营火的现场,在之前的音乐声中,早就陆续引来不少人。在这个音乐转换的时候,营火四周更是挤了好几圈的人。要不是程飞所在的这块大石头跟营火还算有点距离的话,一定有不少人会站在他的身边。
随着音乐的转换,营火的现场逐渐热闹起来。
刚刚围观的人只是安静地看着这三名原住民女子的舞蹈。而在音乐变得震撼急促,以及这三名女子的快速穿梭之后,围观的人中,有的已经忍不住高声叫好,也有人随着音乐摇摆着自己的身体。
程飞看着熊熊的营火和现场观众的激动,心情不禁也跟着高亢起来。
突然,一个不知名的原住民,来到程飞的身边,热情地递了一瓶酒给他,示意要请他喝酒。
程飞笑着,摇摇手表示自己不要。
这个原住民看程飞坚持不要,竟然持着酒瓶,在他身边跳起舞来。
程飞看着这个原住民的舞蹈动作,似乎是非要他收下这瓶酒不可,否则会伤害到这个原住民的自尊心。
不得已,程飞只好收下这瓶酒。
他拿着酒瓶跟这个原住民示意后,没有再理会他。
程飞自顾自地继续往营火现场望去。
没想到这个原住民并没有因为程飞收下酒而离去,还是继续在他身边跳着舞,双手不断地做着喝酒的动作。
程飞知道这是要他喝酒的意思。
他跟这个原住民示意,说他收下这瓶酒就好了,不要逼他喝酒。
这时他也才仔细地看了看这瓶酒,发现这瓶酒居然是一九三三年份,极为珍贵的美酒。一时之间,不禁觉得奇怪。想不透谁会这样一出手,就送了这么一瓶金钱也买不到的酒。
这个原住民还是借着舞蹈动作,一再地要求程飞喝酒,甚至舞动的身体越来越粗鲁,侵犯到程飞的身体。

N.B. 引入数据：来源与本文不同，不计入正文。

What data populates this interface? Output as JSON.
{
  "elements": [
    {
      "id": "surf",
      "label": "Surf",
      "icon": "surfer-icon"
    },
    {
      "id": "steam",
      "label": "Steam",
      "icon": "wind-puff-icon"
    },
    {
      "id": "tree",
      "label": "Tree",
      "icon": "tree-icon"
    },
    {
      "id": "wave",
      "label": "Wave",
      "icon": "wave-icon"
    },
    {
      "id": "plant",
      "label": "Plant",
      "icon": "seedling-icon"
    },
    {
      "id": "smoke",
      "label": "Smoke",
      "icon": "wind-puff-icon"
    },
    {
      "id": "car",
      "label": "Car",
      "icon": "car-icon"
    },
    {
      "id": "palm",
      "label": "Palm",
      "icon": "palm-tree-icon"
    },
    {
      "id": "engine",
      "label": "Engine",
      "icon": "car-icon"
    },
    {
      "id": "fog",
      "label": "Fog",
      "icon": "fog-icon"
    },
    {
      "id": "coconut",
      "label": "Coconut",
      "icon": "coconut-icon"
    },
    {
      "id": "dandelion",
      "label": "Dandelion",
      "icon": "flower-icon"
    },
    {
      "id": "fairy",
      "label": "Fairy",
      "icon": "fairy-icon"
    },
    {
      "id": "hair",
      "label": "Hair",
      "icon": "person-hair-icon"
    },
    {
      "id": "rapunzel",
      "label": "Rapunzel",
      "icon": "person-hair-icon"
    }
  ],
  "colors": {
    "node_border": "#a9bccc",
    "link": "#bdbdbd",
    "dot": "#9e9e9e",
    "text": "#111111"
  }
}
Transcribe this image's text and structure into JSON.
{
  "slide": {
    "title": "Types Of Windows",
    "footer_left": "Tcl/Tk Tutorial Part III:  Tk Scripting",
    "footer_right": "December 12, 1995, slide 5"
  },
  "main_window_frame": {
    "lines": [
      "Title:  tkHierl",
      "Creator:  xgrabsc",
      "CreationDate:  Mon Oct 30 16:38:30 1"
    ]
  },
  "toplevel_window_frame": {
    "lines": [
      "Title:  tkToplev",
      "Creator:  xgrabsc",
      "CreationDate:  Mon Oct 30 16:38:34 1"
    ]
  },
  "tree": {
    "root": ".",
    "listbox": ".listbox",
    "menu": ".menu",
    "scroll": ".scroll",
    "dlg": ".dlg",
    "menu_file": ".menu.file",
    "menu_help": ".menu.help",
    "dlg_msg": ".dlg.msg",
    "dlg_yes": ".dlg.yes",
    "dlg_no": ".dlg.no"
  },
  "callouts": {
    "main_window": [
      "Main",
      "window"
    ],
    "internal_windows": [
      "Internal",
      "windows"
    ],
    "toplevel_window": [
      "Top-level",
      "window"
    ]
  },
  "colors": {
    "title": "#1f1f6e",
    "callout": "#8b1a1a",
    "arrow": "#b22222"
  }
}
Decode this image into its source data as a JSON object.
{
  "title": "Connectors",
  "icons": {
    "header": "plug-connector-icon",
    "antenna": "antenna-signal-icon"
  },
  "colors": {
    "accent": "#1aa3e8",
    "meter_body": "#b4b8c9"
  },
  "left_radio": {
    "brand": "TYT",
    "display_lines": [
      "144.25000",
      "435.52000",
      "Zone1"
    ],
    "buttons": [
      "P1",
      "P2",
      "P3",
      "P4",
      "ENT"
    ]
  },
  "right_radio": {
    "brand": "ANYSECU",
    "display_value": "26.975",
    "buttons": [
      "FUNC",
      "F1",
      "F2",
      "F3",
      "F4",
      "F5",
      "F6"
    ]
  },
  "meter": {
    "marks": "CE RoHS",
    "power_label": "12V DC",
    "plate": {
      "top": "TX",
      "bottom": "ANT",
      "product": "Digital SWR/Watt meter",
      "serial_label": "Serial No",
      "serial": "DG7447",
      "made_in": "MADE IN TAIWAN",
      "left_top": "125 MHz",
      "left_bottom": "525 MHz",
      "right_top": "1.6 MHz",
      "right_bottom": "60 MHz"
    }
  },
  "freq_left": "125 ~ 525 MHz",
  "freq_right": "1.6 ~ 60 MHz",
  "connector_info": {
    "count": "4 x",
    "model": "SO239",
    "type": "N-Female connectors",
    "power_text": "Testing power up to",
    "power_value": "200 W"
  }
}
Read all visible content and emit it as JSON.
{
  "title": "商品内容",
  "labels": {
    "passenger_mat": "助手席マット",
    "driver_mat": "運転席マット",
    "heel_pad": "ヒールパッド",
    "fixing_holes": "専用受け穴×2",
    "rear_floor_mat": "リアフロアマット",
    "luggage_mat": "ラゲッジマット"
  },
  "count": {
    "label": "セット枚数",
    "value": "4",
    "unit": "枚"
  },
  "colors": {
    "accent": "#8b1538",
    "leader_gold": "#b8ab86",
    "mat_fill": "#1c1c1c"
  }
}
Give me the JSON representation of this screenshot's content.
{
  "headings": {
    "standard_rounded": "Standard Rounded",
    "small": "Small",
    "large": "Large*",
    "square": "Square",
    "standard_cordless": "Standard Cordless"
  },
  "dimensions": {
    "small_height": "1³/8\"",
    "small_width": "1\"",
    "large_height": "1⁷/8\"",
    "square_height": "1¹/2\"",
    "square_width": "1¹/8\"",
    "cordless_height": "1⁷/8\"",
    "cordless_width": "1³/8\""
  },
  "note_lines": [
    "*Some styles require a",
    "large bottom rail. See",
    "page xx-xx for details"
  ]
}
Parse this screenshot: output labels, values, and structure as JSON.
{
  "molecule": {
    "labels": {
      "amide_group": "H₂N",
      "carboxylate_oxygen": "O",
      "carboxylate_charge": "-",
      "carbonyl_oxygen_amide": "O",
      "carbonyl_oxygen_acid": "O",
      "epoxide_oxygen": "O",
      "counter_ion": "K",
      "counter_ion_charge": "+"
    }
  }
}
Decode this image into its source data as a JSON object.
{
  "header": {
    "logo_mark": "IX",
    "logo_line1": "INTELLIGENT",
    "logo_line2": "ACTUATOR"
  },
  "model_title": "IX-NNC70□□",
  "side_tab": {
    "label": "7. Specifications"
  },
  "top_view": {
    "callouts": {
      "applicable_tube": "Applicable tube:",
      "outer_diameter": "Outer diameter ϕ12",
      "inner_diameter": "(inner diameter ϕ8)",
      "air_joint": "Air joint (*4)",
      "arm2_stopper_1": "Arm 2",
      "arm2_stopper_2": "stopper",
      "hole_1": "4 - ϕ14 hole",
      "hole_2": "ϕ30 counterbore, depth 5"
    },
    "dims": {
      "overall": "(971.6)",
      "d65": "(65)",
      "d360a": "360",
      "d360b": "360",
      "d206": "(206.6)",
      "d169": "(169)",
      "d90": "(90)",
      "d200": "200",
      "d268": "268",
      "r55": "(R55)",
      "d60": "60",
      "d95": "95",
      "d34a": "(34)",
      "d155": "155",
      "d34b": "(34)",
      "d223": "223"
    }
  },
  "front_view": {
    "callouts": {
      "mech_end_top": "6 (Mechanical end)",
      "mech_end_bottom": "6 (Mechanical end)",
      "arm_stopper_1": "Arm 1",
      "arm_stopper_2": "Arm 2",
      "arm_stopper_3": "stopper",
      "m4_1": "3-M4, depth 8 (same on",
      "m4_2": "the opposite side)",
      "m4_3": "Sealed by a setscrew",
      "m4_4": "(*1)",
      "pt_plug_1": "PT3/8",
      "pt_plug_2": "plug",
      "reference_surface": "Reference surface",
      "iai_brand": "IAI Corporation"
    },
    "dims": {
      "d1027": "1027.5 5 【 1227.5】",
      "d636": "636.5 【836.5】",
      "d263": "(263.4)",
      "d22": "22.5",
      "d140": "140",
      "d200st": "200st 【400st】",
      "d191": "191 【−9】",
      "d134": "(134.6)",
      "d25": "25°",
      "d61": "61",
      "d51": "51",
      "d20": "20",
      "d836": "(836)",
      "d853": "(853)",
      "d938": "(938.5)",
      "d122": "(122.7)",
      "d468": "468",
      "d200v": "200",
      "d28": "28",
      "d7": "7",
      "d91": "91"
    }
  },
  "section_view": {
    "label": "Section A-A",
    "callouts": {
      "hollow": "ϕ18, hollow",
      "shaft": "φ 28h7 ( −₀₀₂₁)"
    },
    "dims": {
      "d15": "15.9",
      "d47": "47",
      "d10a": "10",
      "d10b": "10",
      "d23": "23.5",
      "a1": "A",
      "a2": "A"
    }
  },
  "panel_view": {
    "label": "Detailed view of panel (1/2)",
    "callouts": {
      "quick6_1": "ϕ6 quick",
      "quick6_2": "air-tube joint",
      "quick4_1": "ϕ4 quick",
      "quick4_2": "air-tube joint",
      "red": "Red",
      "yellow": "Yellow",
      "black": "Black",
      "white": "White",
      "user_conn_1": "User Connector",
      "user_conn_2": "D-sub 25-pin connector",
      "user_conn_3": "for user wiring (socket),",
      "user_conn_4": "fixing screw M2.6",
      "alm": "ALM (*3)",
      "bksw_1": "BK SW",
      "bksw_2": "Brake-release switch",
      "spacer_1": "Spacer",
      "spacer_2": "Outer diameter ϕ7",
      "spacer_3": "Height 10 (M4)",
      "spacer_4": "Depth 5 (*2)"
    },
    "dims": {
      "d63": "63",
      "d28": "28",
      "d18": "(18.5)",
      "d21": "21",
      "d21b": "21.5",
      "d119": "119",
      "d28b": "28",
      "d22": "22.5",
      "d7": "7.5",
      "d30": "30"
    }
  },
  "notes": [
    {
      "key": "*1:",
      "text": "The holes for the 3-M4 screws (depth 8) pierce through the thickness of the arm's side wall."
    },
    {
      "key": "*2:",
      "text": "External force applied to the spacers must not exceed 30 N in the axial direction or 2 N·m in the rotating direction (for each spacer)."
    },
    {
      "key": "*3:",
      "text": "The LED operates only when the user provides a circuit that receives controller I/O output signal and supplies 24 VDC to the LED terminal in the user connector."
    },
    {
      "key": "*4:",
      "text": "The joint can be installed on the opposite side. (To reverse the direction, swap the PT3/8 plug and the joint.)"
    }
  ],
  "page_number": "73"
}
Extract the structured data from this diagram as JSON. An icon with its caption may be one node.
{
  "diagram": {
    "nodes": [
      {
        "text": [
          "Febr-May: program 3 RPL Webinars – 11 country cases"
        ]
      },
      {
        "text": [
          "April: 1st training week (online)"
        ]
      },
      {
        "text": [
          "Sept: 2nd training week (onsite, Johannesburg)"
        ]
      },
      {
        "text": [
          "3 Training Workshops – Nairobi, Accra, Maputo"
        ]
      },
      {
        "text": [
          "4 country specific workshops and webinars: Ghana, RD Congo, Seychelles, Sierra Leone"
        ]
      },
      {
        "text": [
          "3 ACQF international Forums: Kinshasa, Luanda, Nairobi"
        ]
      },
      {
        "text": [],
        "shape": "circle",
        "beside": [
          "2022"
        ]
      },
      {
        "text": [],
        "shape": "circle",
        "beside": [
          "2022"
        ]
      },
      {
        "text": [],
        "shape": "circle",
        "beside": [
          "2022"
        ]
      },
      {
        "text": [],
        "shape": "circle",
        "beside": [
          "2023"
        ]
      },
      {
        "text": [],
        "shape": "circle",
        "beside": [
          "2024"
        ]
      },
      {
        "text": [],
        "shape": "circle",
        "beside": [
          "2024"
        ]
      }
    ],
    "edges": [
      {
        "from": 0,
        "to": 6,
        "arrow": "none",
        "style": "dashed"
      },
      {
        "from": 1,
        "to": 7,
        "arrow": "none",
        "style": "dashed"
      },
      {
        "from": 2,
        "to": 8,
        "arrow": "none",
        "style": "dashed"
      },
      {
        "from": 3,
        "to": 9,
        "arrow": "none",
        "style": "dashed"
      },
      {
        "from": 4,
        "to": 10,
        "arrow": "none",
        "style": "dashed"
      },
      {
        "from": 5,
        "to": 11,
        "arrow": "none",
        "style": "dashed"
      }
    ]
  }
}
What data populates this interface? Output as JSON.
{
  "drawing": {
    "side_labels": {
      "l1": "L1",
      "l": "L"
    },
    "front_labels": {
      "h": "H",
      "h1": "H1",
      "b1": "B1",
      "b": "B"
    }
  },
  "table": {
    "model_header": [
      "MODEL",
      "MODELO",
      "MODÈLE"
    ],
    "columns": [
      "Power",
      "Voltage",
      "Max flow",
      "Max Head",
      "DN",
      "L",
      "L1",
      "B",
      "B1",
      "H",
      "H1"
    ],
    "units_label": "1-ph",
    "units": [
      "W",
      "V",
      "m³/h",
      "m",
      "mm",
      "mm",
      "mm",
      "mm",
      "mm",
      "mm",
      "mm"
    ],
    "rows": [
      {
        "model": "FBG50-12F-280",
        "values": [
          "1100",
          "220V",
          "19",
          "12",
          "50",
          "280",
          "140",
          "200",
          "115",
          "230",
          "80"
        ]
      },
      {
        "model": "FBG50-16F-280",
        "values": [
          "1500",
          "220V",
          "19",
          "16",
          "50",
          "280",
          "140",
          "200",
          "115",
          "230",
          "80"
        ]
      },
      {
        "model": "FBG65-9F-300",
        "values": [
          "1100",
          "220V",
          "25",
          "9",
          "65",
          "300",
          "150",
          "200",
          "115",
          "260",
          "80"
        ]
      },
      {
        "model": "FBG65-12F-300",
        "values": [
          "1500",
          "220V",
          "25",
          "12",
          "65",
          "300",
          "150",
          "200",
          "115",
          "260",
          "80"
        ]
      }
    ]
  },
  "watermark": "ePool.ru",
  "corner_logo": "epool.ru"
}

这让程飞有受到骚扰的感觉,不高兴地看着这个原住民,也不管会不会得罪人,将这瓶硬塞回给这个原住民,然后自顾自地起身就要离去。
就在程飞起身的时候,他身边又来了两个人。
两个人叽哩咕嘻地跟这个原住民说了一些话,似乎在斥责这个原住民。
原住民听完这两个人说话之后,低着头离去。
“请慢点走,不好意思——朋友。”其中一个开口叫着程飞。
程飞知道是在叫自己,回头看着这两个人。
“真不好意思,让您觉得不愉快,希望您能见谅才好。”
“唔,你这句话从何说起?”
程飞不知这个人为何这样说话,但是这个人说话极有礼貌,自己也不好就这样离去,于是回他的话说着。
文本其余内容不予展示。